A call option, instead, helps you to have access to a contract that gives th buyer the possibility to buy (or not) an asset at a certain date for a predetermined price. The trader is not holding the asset, but rather a contract. This is the main difference between a long position and a call option.

● Call Option: the investor purchases a contract

● Long Position: the investor purchases an asset

It is also worth taking into consideration that a call option is a way of “being long.” When you buy a call option you believe that the price of the underlying asset would go higher and you should have exposure to it.
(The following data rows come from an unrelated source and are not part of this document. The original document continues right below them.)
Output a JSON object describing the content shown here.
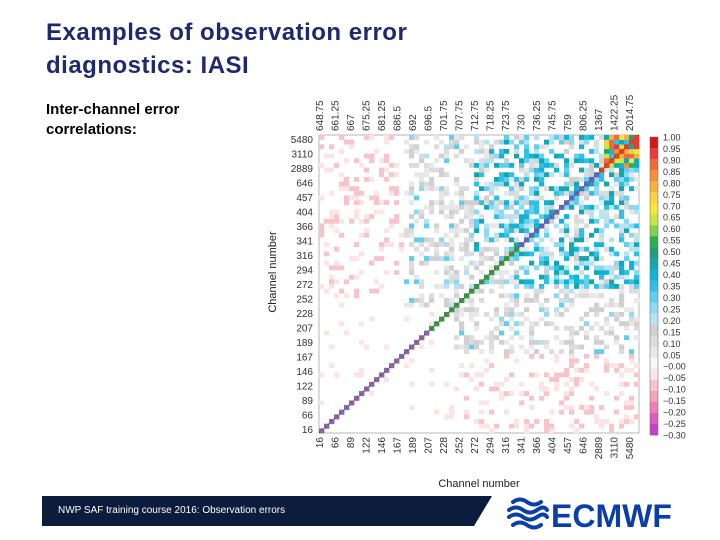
{
  "slide": {
    "title_lines": [
      "Examples of observation error",
      "diagnostics: IASI"
    ],
    "subtitle_lines": [
      "Inter-channel error",
      "correlations:"
    ],
    "footer": "NWP SAF training course 2016: Observation errors",
    "logo_text": "ECMWF",
    "colors": {
      "title": "#1f2a6e",
      "footer_band": "#0b1c3d",
      "logo": "#0b3ea8"
    }
  },
  "chart_data": {
    "type": "heatmap",
    "xlabel": "Channel number",
    "ylabel": "Channel number",
    "x_top_ticks": [
      "648.75",
      "661.25",
      "667",
      "675.25",
      "681.25",
      "686.5",
      "692",
      "696.5",
      "701.75",
      "707.75",
      "712.75",
      "718.25",
      "723.75",
      "730",
      "736.25",
      "745.75",
      "759",
      "806.25",
      "1367",
      "1422.25",
      "2014.75"
    ],
    "x_bottom_ticks": [
      "16",
      "66",
      "89",
      "122",
      "146",
      "167",
      "189",
      "207",
      "228",
      "252",
      "272",
      "294",
      "316",
      "341",
      "366",
      "404",
      "457",
      "646",
      "2889",
      "3110",
      "5480"
    ],
    "y_ticks": [
      "16",
      "66",
      "89",
      "122",
      "146",
      "167",
      "189",
      "207",
      "228",
      "252",
      "272",
      "294",
      "316",
      "341",
      "366",
      "404",
      "457",
      "646",
      "2889",
      "3110",
      "5480"
    ],
    "colorbar": {
      "labels": [
        "1.00",
        "0.95",
        "0.90",
        "0.85",
        "0.80",
        "0.75",
        "0.70",
        "0.65",
        "0.60",
        "0.55",
        "0.50",
        "0.45",
        "0.40",
        "0.35",
        "0.30",
        "0.25",
        "0.20",
        "0.15",
        "0.10",
        "0.05",
        "−0.00",
        "−0.05",
        "−0.10",
        "−0.15",
        "−0.20",
        "−0.25",
        "−0.30"
      ],
      "colors": [
        "#d01820",
        "#e83a3a",
        "#f06a3a",
        "#f58f3a",
        "#f8b23c",
        "#fad244",
        "#f3e838",
        "#c8e642",
        "#7fd24a",
        "#2fb04c",
        "#1ea07a",
        "#16a6b0",
        "#10b4d4",
        "#30c0e4",
        "#62cdee",
        "#8fd8f2",
        "#b6e3f2",
        "#d0d0d0",
        "#dcdcdc",
        "#e8e8e8",
        "#f7f7f7",
        "#fbe3e6",
        "#f6c4cb",
        "#f2a4b8",
        "#ee7fb6",
        "#de5cc2",
        "#c443cc"
      ]
    }
  }
}
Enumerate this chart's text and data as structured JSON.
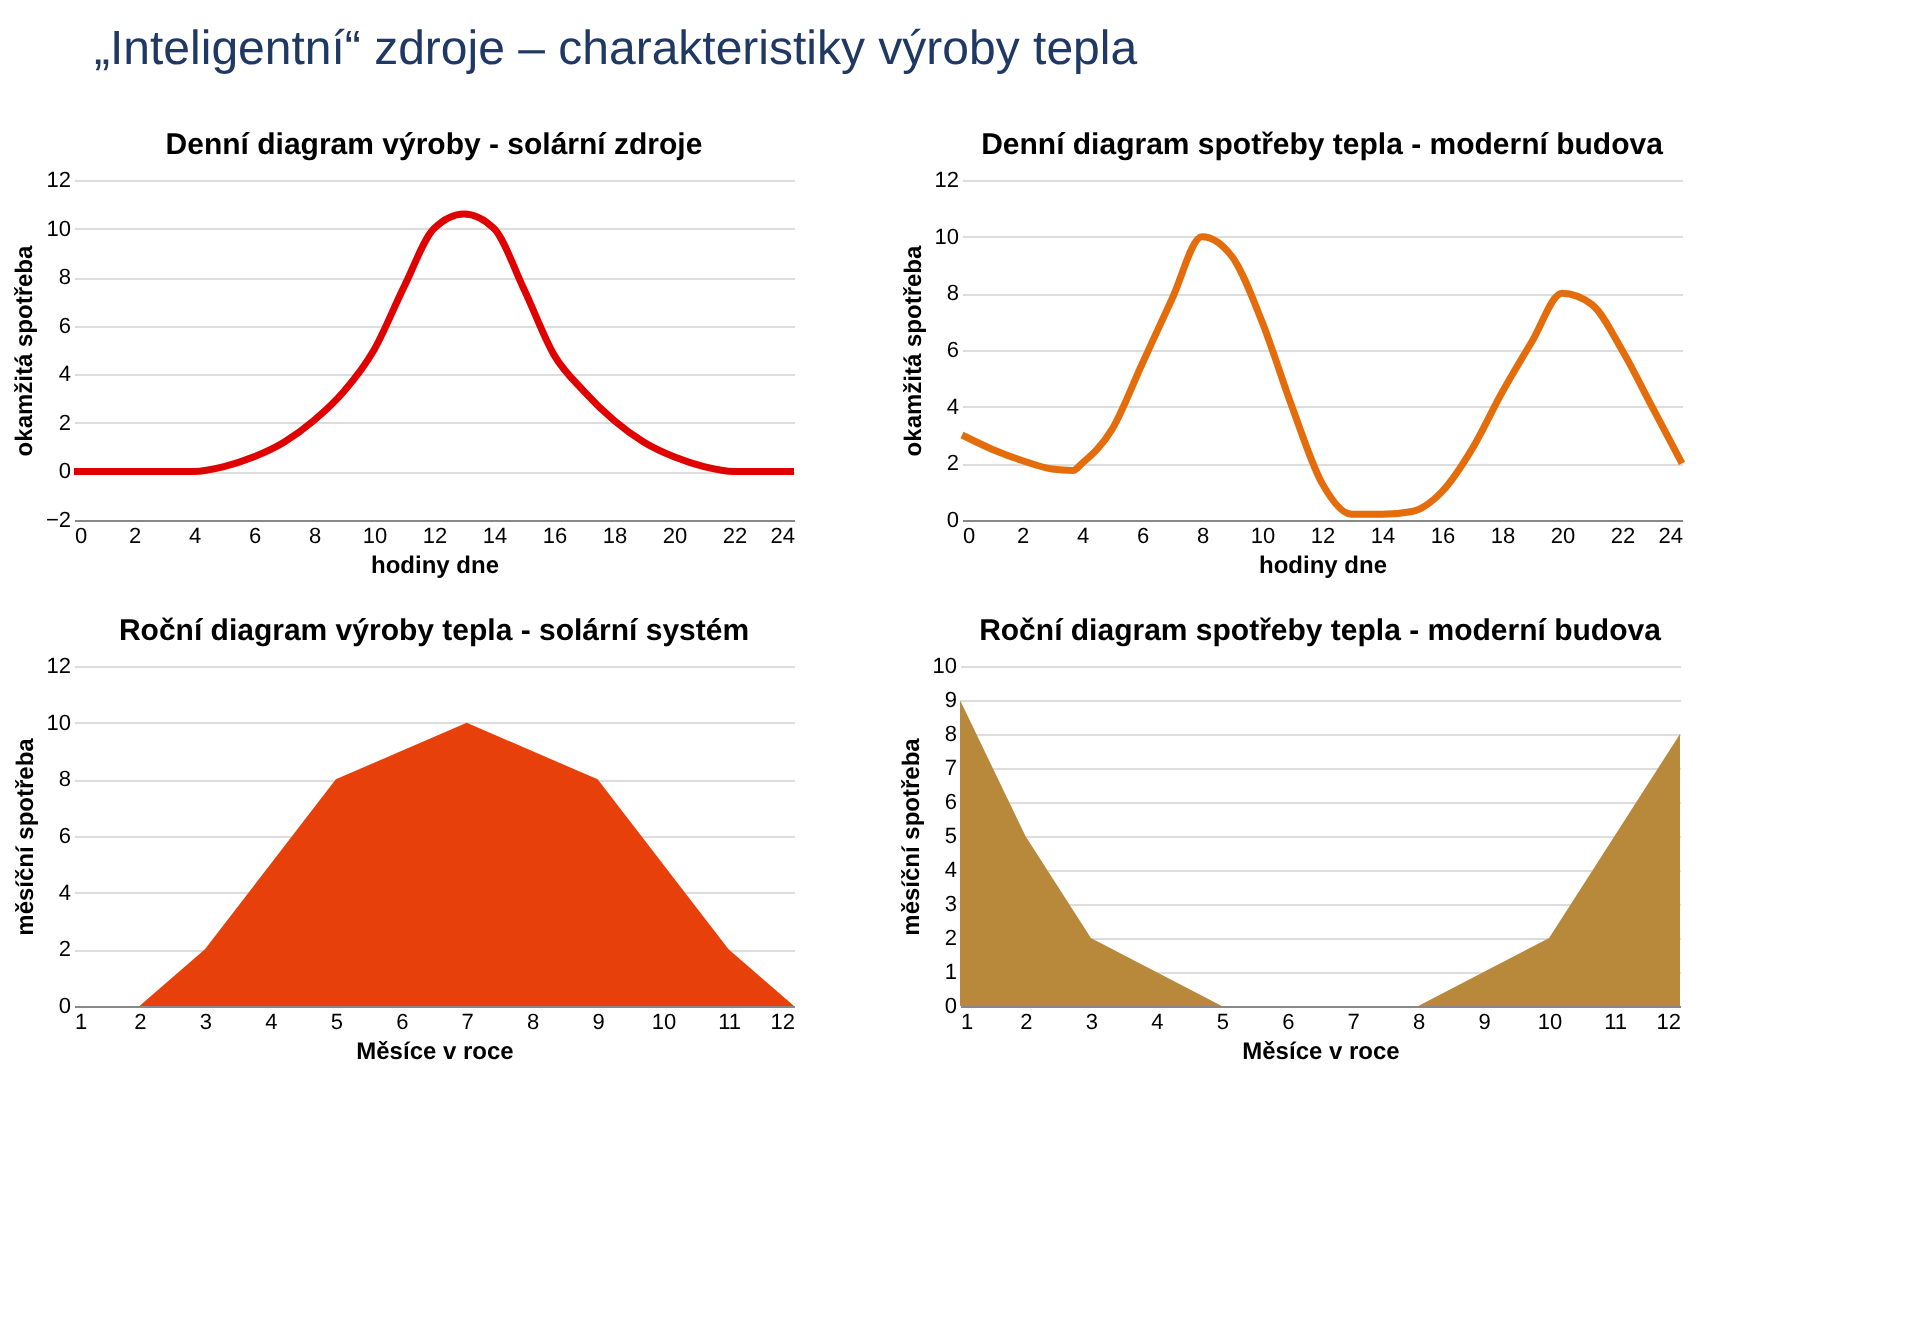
{
  "chart_data": [
    {
      "type": "other",
      "title": "„Inteligentní“ zdroje – charakteristiky výroby tepla"
    },
    {
      "type": "line",
      "title": "Denní diagram výroby - solární zdroje",
      "xlabel": "hodiny dne",
      "ylabel": "okamžitá spotřeba",
      "x": [
        0,
        2,
        3,
        4,
        5,
        6,
        7,
        8,
        9,
        10,
        11,
        12,
        13,
        14,
        15,
        16,
        17,
        18,
        19,
        20,
        21,
        22,
        23,
        24
      ],
      "series": [
        {
          "color": "#e00000",
          "values": [
            0,
            0,
            0,
            0,
            0.2,
            0.6,
            1.2,
            2.1,
            3.3,
            5,
            7.6,
            10,
            10.6,
            10,
            7.5,
            4.8,
            3.3,
            2.1,
            1.2,
            0.6,
            0.2,
            0,
            0,
            0
          ]
        }
      ],
      "xlim": [
        0,
        24
      ],
      "xticks": [
        0,
        2,
        4,
        6,
        8,
        10,
        12,
        14,
        16,
        18,
        20,
        22,
        24
      ],
      "ylim": [
        -2,
        12
      ],
      "yticks": [
        -2,
        0,
        2,
        4,
        6,
        8,
        10,
        12
      ],
      "grid": "y"
    },
    {
      "type": "line",
      "title": "Denní diagram spotřeby tepla - moderní budova",
      "xlabel": "hodiny dne",
      "ylabel": "okamžitá spotřeba",
      "x": [
        0,
        1,
        2,
        3,
        3.7,
        4,
        5,
        6,
        7,
        8,
        9,
        10,
        11,
        12,
        13,
        14,
        15,
        16,
        17,
        18,
        19,
        20,
        21,
        22,
        23,
        24
      ],
      "series": [
        {
          "color": "#e46c0a",
          "values": [
            3,
            2.5,
            2.1,
            1.8,
            1.75,
            2,
            3.2,
            5.5,
            7.8,
            10,
            9.3,
            7,
            4,
            1.3,
            0.2,
            0.2,
            0.3,
            1,
            2.5,
            4.5,
            6.3,
            8,
            7.6,
            6,
            4,
            2
          ]
        }
      ],
      "xlim": [
        0,
        24
      ],
      "xticks": [
        0,
        2,
        4,
        6,
        8,
        10,
        12,
        14,
        16,
        18,
        20,
        22,
        24
      ],
      "ylim": [
        0,
        12
      ],
      "yticks": [
        0,
        2,
        4,
        6,
        8,
        10,
        12
      ],
      "grid": "y"
    },
    {
      "type": "area",
      "title": "Roční diagram výroby tepla - solární systém",
      "xlabel": "Měsíce v roce",
      "ylabel": "měsíční spotřeba",
      "x": [
        2,
        3,
        4,
        5,
        6,
        7,
        8,
        9,
        10,
        11,
        12
      ],
      "series": [
        {
          "color": "#e8400a",
          "values": [
            0,
            2,
            5,
            8,
            9,
            10,
            9,
            8,
            5,
            2,
            0
          ]
        }
      ],
      "xlim": [
        1,
        12
      ],
      "xticks": [
        1,
        2,
        3,
        4,
        5,
        6,
        7,
        8,
        9,
        10,
        11,
        12
      ],
      "ylim": [
        0,
        12
      ],
      "yticks": [
        0,
        2,
        4,
        6,
        8,
        10,
        12
      ],
      "grid": "y"
    },
    {
      "type": "area",
      "title": "Roční diagram spotřeby tepla - moderní budova",
      "xlabel": "Měsíce v roce",
      "ylabel": "měsíční spotřeba",
      "x": [
        1,
        2,
        3,
        4,
        5,
        6,
        7,
        8,
        9,
        10,
        11,
        12
      ],
      "series": [
        {
          "color": "#b8893a",
          "values": [
            9,
            5,
            2,
            1,
            0,
            0,
            0,
            0,
            1,
            2,
            5,
            8
          ]
        }
      ],
      "xlim": [
        1,
        12
      ],
      "xticks": [
        1,
        2,
        3,
        4,
        5,
        6,
        7,
        8,
        9,
        10,
        11,
        12
      ],
      "ylim": [
        0,
        10
      ],
      "yticks": [
        0,
        1,
        2,
        3,
        4,
        5,
        6,
        7,
        8,
        9,
        10
      ],
      "grid": "y"
    }
  ]
}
Nevertheless, with a long position in the spot market, you are already buying the asset.

Long Positions in Futures Trading

Take into account that it is also possible to open long positions with contracts. The futures market is another way of handling contracts rather than assets. Users can open long positions with leverage if they want to get a larger exposure to a specific trade.

Long positions in futures trading allow users to trade contracts. This is similar to purchasing a call option. However, with a long position in futures trading you are obliged to purchase the underlying instrument as soon as the contract expires.

The same would happen with a short position in futures trading. It can be compared to a put option that a trader could open. Everything will depend on the market conditions and the expectations they have about the future of the asset they are trading.

One thing is clear, it is a risky investment. Remember never to invest more than what you are able to lose and to do your own research.